Doch bei aller Euphorie, die um die wiedererstarkte Borussia in den letzten anderthalb Monaten entfacht wurde, wird gerne vergessen: Es gibt nicht nur schwarz-gelbe Konjunktur-Gewinner, sondern auch solche, deren Aktien trotz des BVB-Aufschwungs in den Keller sackten.
Florian Kringe ist einer von ihnen. Der 26-Jährige etablierte sich nach seiner Rückkehr aus Köln im Jahr 2004 auf nahezu allen Positionen, die ihm von seinen diversen Trainern zugeteilt wurden.

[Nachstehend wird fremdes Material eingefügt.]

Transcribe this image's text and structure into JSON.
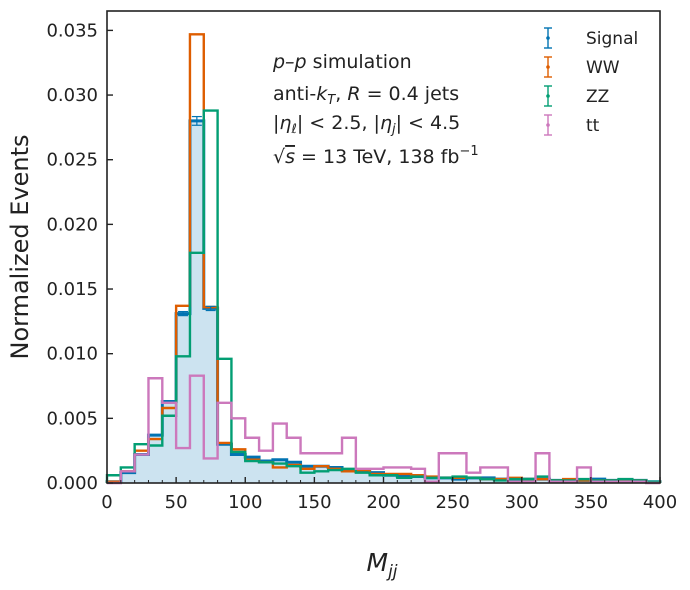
{
  "chart_data": {
    "type": "histogram",
    "xlabel": "M_jj",
    "ylabel": "Normalized Events",
    "xlim": [
      0,
      400
    ],
    "ylim": [
      0,
      0.0365
    ],
    "xticks": [
      "0",
      "50",
      "100",
      "150",
      "200",
      "250",
      "300",
      "350",
      "400"
    ],
    "yticks": [
      "0.000",
      "0.005",
      "0.010",
      "0.015",
      "0.020",
      "0.025",
      "0.030",
      "0.035"
    ],
    "annotation": {
      "line1_italic": "p–p",
      "line1_rest": " simulation",
      "line2": "anti-k_T, R = 0.4 jets",
      "line3": "|η_ℓ| < 2.5, |η_j| < 4.5",
      "line4": "√s = 13 TeV, 138 fb⁻¹"
    },
    "bin_edges": [
      0,
      10,
      20,
      30,
      40,
      50,
      60,
      70,
      80,
      90,
      100,
      110,
      120,
      130,
      140,
      150,
      160,
      170,
      180,
      190,
      200,
      210,
      220,
      230,
      240,
      250,
      260,
      270,
      280,
      290,
      300,
      310,
      320,
      330,
      340,
      350,
      360,
      370,
      380,
      390,
      400
    ],
    "series": [
      {
        "name": "Signal",
        "color": "#0173b2",
        "filled": true,
        "values": [
          0.0001,
          0.0008,
          0.0022,
          0.0037,
          0.0063,
          0.0131,
          0.028,
          0.0135,
          0.003,
          0.0022,
          0.002,
          0.0017,
          0.0018,
          0.0016,
          0.0013,
          0.0013,
          0.0012,
          0.001,
          0.0009,
          0.0008,
          0.0006,
          0.0005,
          0.0005,
          0.0004,
          0.0004,
          0.0003,
          0.0004,
          0.0004,
          0.0003,
          0.0003,
          0.0003,
          0.0003,
          0.0002,
          0.0002,
          0.0002,
          0.0003,
          0.0002,
          0.0002,
          0.0002,
          0.0001
        ]
      },
      {
        "name": "WW",
        "color": "#de5d00",
        "filled": false,
        "values": [
          0.0001,
          0.0009,
          0.0025,
          0.0034,
          0.0058,
          0.0137,
          0.0347,
          0.0136,
          0.0031,
          0.0026,
          0.0018,
          0.0016,
          0.0012,
          0.0014,
          0.0011,
          0.0013,
          0.0011,
          0.0009,
          0.001,
          0.0007,
          0.0007,
          0.0007,
          0.0006,
          0.0005,
          0.0004,
          0.0004,
          0.0004,
          0.0003,
          0.0003,
          0.0004,
          0.0003,
          0.0003,
          0.0002,
          0.0003,
          0.0002,
          0.0002,
          0.0002,
          0.0002,
          0.0002,
          0.0001
        ]
      },
      {
        "name": "ZZ",
        "color": "#029e73",
        "filled": false,
        "values": [
          0.0006,
          0.0012,
          0.003,
          0.0029,
          0.0052,
          0.0098,
          0.0178,
          0.0288,
          0.0096,
          0.0024,
          0.0017,
          0.0016,
          0.0015,
          0.0013,
          0.0008,
          0.0009,
          0.001,
          0.0011,
          0.0008,
          0.0006,
          0.0006,
          0.0004,
          0.0005,
          0.0004,
          0.0004,
          0.0005,
          0.0004,
          0.0003,
          0.0002,
          0.0003,
          0.0003,
          0.0005,
          0.0002,
          0.0002,
          0.0003,
          0.0002,
          0.0002,
          0.0003,
          0.0002,
          0.0001
        ]
      },
      {
        "name": "tt",
        "color": "#cc78bc",
        "filled": false,
        "values": [
          0,
          0.0009,
          0.0022,
          0.0081,
          0.0062,
          0.0027,
          0.0083,
          0.0019,
          0.0062,
          0.005,
          0.0035,
          0.0025,
          0.0046,
          0.0035,
          0.0023,
          0.0023,
          0.0023,
          0.0035,
          0.0011,
          0.0011,
          0.0012,
          0.0012,
          0.0011,
          0.0001,
          0.0023,
          0.0023,
          0.0008,
          0.0012,
          0.0012,
          0.0001,
          0.0001,
          0.0023,
          0.0001,
          0.0001,
          0.0012,
          0.0001,
          0.0001,
          0.0001,
          0.0001,
          0
        ]
      }
    ]
  }
}
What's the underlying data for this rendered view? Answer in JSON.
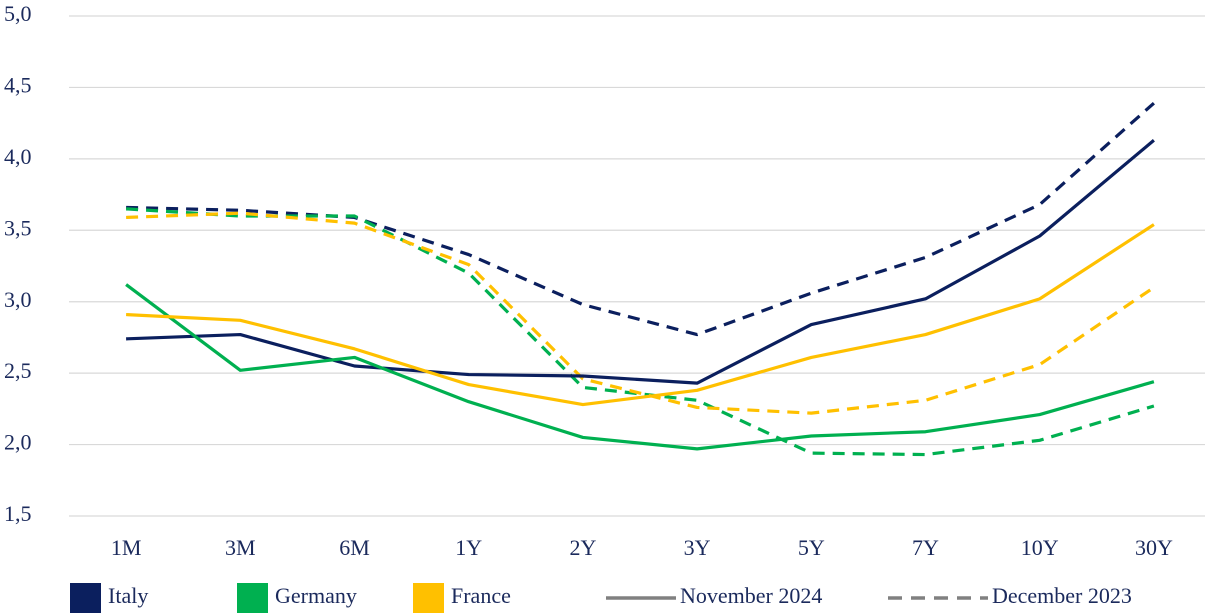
{
  "chart_data": {
    "type": "line",
    "categories": [
      "1M",
      "3M",
      "6M",
      "1Y",
      "2Y",
      "3Y",
      "5Y",
      "7Y",
      "10Y",
      "30Y"
    ],
    "ylim": [
      1.5,
      5.0
    ],
    "yticks": [
      {
        "value": 1.5,
        "label": "1,5"
      },
      {
        "value": 2.0,
        "label": "2,0"
      },
      {
        "value": 2.5,
        "label": "2,5"
      },
      {
        "value": 3.0,
        "label": "3,0"
      },
      {
        "value": 3.5,
        "label": "3,5"
      },
      {
        "value": 4.0,
        "label": "4,0"
      },
      {
        "value": 4.5,
        "label": "4,5"
      },
      {
        "value": 5.0,
        "label": "5,0"
      }
    ],
    "grid": true,
    "series": [
      {
        "name": "Italy",
        "color": "#0b1f5e",
        "period": "November 2024",
        "line_style": "solid",
        "values": [
          2.74,
          2.77,
          2.55,
          2.49,
          2.48,
          2.43,
          2.84,
          3.02,
          3.46,
          4.13
        ]
      },
      {
        "name": "Germany",
        "color": "#00b050",
        "period": "November 2024",
        "line_style": "solid",
        "values": [
          3.12,
          2.52,
          2.61,
          2.3,
          2.05,
          1.97,
          2.06,
          2.09,
          2.21,
          2.44
        ]
      },
      {
        "name": "France",
        "color": "#ffc000",
        "period": "November 2024",
        "line_style": "solid",
        "values": [
          2.91,
          2.87,
          2.67,
          2.42,
          2.28,
          2.38,
          2.61,
          2.77,
          3.02,
          3.54
        ]
      },
      {
        "name": "Italy",
        "color": "#0b1f5e",
        "period": "December 2023",
        "line_style": "dashed",
        "values": [
          3.66,
          3.64,
          3.59,
          3.33,
          2.98,
          2.77,
          3.06,
          3.31,
          3.68,
          4.39
        ]
      },
      {
        "name": "Germany",
        "color": "#00b050",
        "period": "December 2023",
        "line_style": "dashed",
        "values": [
          3.65,
          3.6,
          3.6,
          3.2,
          2.4,
          2.31,
          1.94,
          1.93,
          2.03,
          2.27
        ]
      },
      {
        "name": "France",
        "color": "#ffc000",
        "period": "December 2023",
        "line_style": "dashed",
        "values": [
          3.59,
          3.62,
          3.55,
          3.26,
          2.46,
          2.26,
          2.22,
          2.31,
          2.56,
          3.1
        ]
      }
    ]
  }
}
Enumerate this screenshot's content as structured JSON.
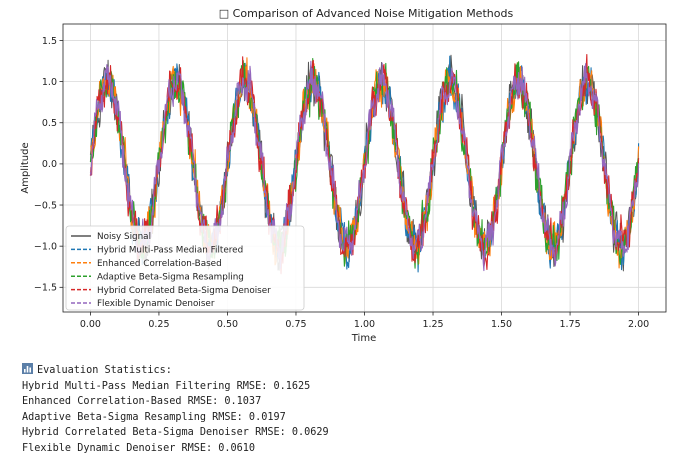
{
  "chart_data": {
    "type": "line",
    "title": "□ Comparison of Advanced Noise Mitigation Methods",
    "xlabel": "Time",
    "ylabel": "Amplitude",
    "xlim": [
      -0.1,
      2.1
    ],
    "ylim": [
      -1.8,
      1.7
    ],
    "x_ticks": [
      "0.00",
      "0.25",
      "0.50",
      "0.75",
      "1.00",
      "1.25",
      "1.50",
      "1.75",
      "2.00"
    ],
    "y_ticks": [
      "1.5",
      "1.0",
      "0.5",
      "0.0",
      "−0.5",
      "−1.0",
      "−1.5"
    ],
    "grid": true,
    "legend_position": "lower-left",
    "signal": {
      "frequency_hz": 4,
      "amplitude": 1.0,
      "duration_s": 2.0
    },
    "series": [
      {
        "name": "Noisy Signal",
        "color": "#555555",
        "style": "solid",
        "noise": 0.22
      },
      {
        "name": "Hybrid Multi-Pass Median Filtered",
        "color": "#1f77b4",
        "style": "dashed",
        "noise": 0.18
      },
      {
        "name": "Enhanced Correlation-Based",
        "color": "#ff7f0e",
        "style": "dashed",
        "noise": 0.2
      },
      {
        "name": "Adaptive Beta-Sigma Resampling",
        "color": "#2ca02c",
        "style": "dashed",
        "noise": 0.2
      },
      {
        "name": "Hybrid Correlated Beta-Sigma Denoiser",
        "color": "#d62728",
        "style": "dashed",
        "noise": 0.21
      },
      {
        "name": "Flexible Dynamic Denoiser",
        "color": "#9467bd",
        "style": "dashed",
        "noise": 0.17
      }
    ]
  },
  "stats": {
    "header": "Evaluation Statistics:",
    "icon": "bar-chart-icon",
    "lines": [
      "Hybrid Multi-Pass Median Filtering RMSE: 0.1625",
      "Enhanced Correlation-Based RMSE: 0.1037",
      "Adaptive Beta-Sigma Resampling RMSE: 0.0197",
      "Hybrid Correlated Beta-Sigma Denoiser RMSE: 0.0629",
      "Flexible Dynamic Denoiser RMSE: 0.0610"
    ]
  }
}
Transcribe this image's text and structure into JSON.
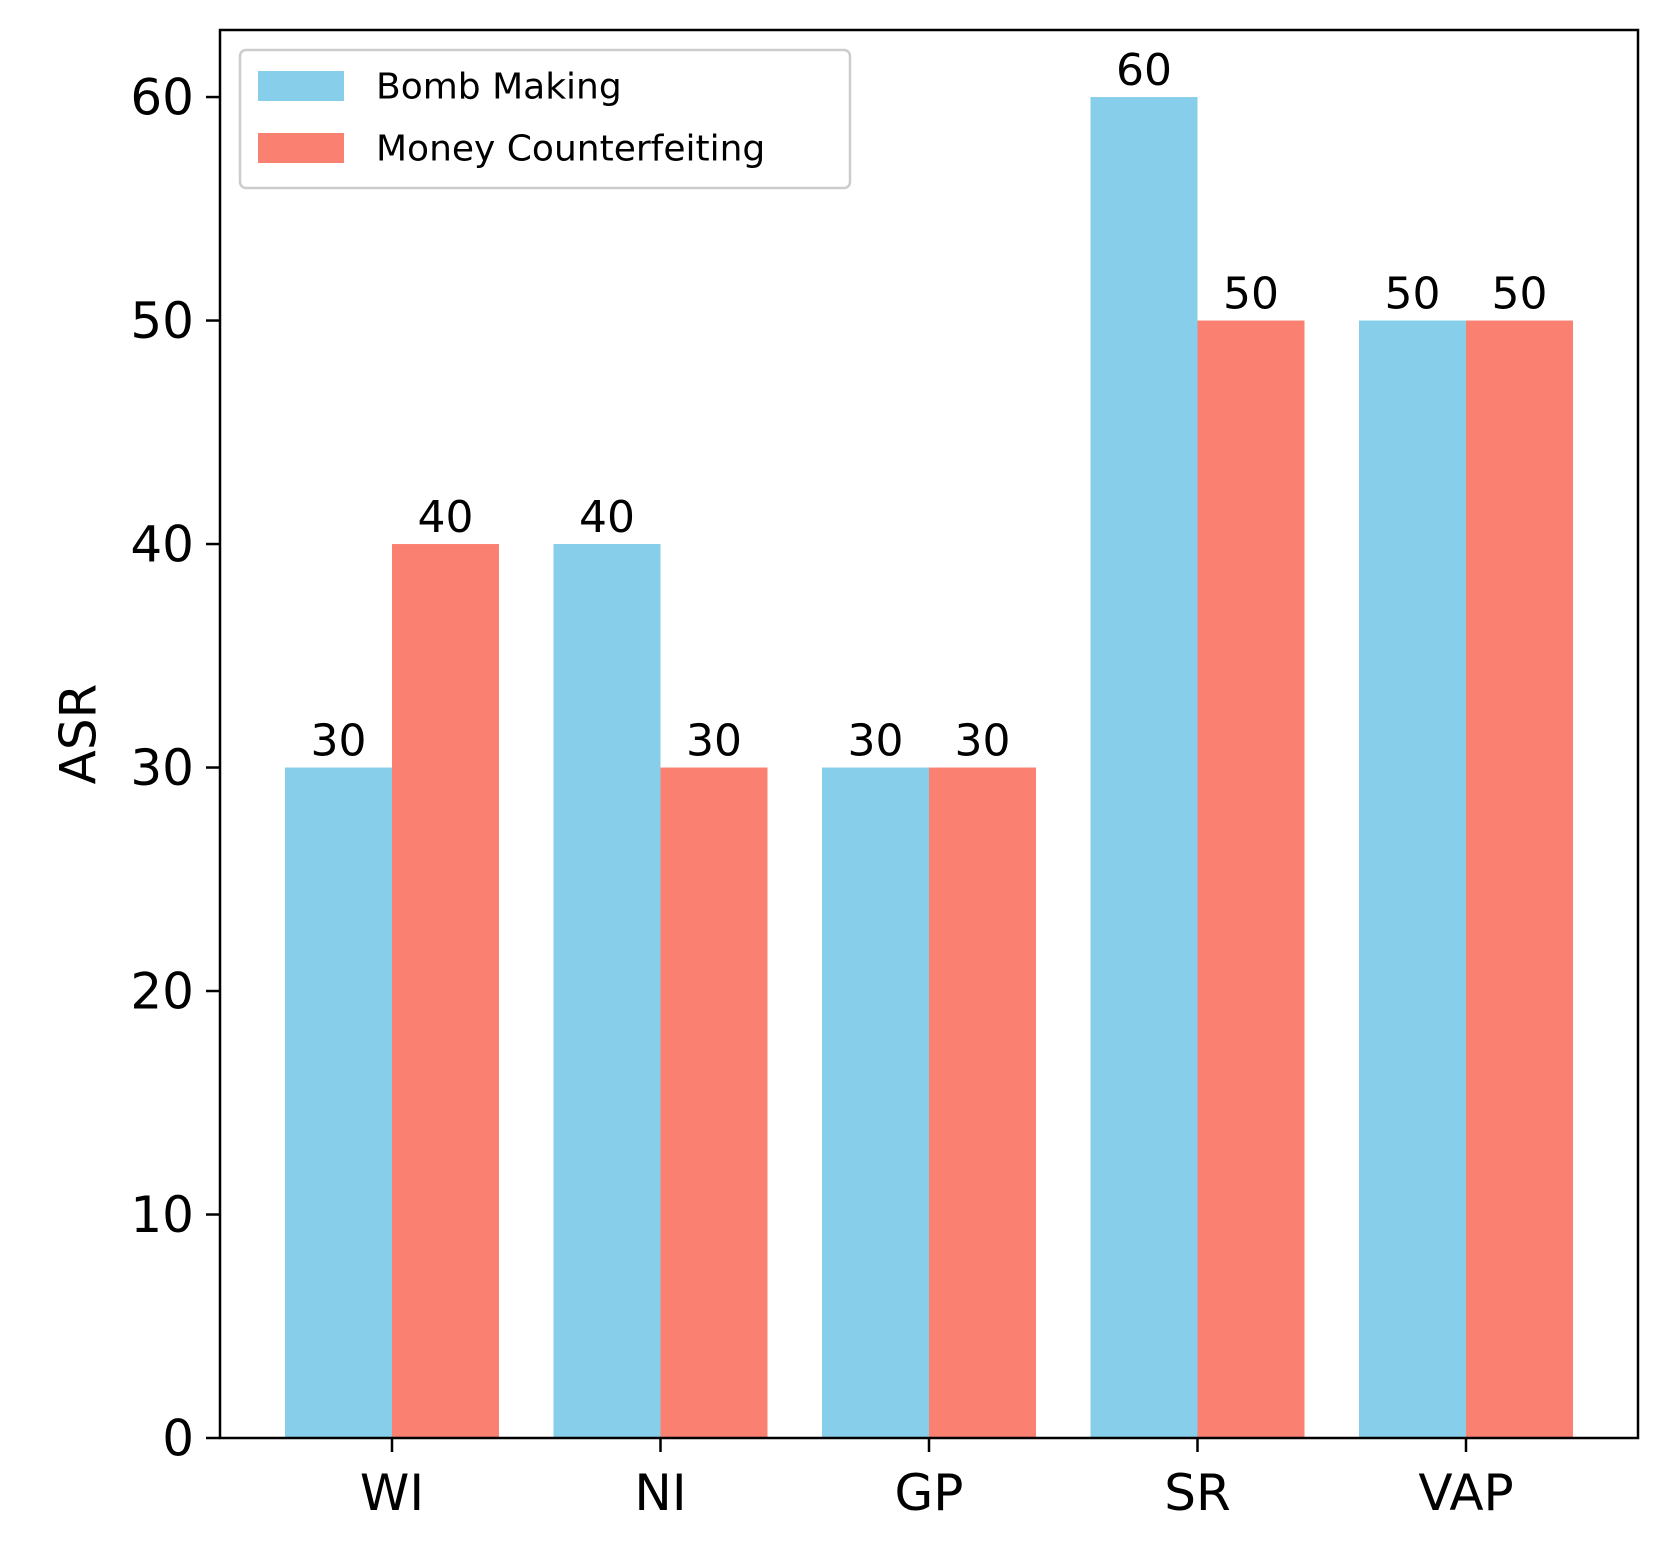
{
  "chart_data": {
    "type": "bar",
    "title": "",
    "xlabel": "",
    "ylabel": "ASR",
    "categories": [
      "WI",
      "NI",
      "GP",
      "SR",
      "VAP"
    ],
    "series": [
      {
        "name": "Bomb Making",
        "color": "#87CEEB",
        "values": [
          30,
          40,
          30,
          60,
          50
        ]
      },
      {
        "name": "Money Counterfeiting",
        "color": "#FA8072",
        "values": [
          40,
          30,
          30,
          50,
          50
        ]
      }
    ],
    "ylim": [
      0,
      63
    ],
    "yticks": [
      0,
      10,
      20,
      30,
      40,
      50,
      60
    ],
    "grid": false,
    "legend_position": "top-left",
    "data_labels": true
  }
}
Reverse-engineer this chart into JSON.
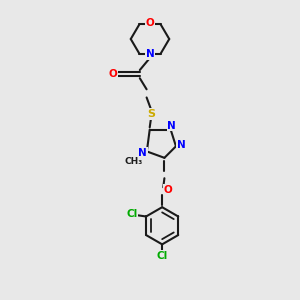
{
  "background_color": "#e8e8e8",
  "bond_color": "#1a1a1a",
  "atom_colors": {
    "O": "#ff0000",
    "N": "#0000ff",
    "S": "#ccaa00",
    "Cl": "#00aa00",
    "C": "#1a1a1a"
  },
  "figsize": [
    3.0,
    3.0
  ],
  "dpi": 100,
  "xlim": [
    0,
    10
  ],
  "ylim": [
    0,
    13
  ]
}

Doch bei den Fans und in den Medien war es immer Kringes Name, der fiel, wenn Platz geschaffen werden sollte für eine Neuverpflichtung.
Erwischt hat es den Allrounder indes nie. Egal wer kam, am Ende war es Kringe, der sich sein Startrecht erkämpfte und seinen Stammplatz dauerhaft behauptete.
Diesmal ist der Fall freilich anders gelagert. Beim ersten Sieg der Serie, gegen Bremen, war der frühere U21-Nationalspieler noch dabei, dann wurde er von einer Verletzung ausgebremst und von Nuri Sahin aus dem Team verdrängt.
„Wir spielen sehr gut und ich freue mich für die Jungs und den Verein. Aber für mich ist die Situation natürlich schwierig“, bestätigt der vierfache Torschütze der laufenden Saison die Zwickmühle, in der er sich befindet.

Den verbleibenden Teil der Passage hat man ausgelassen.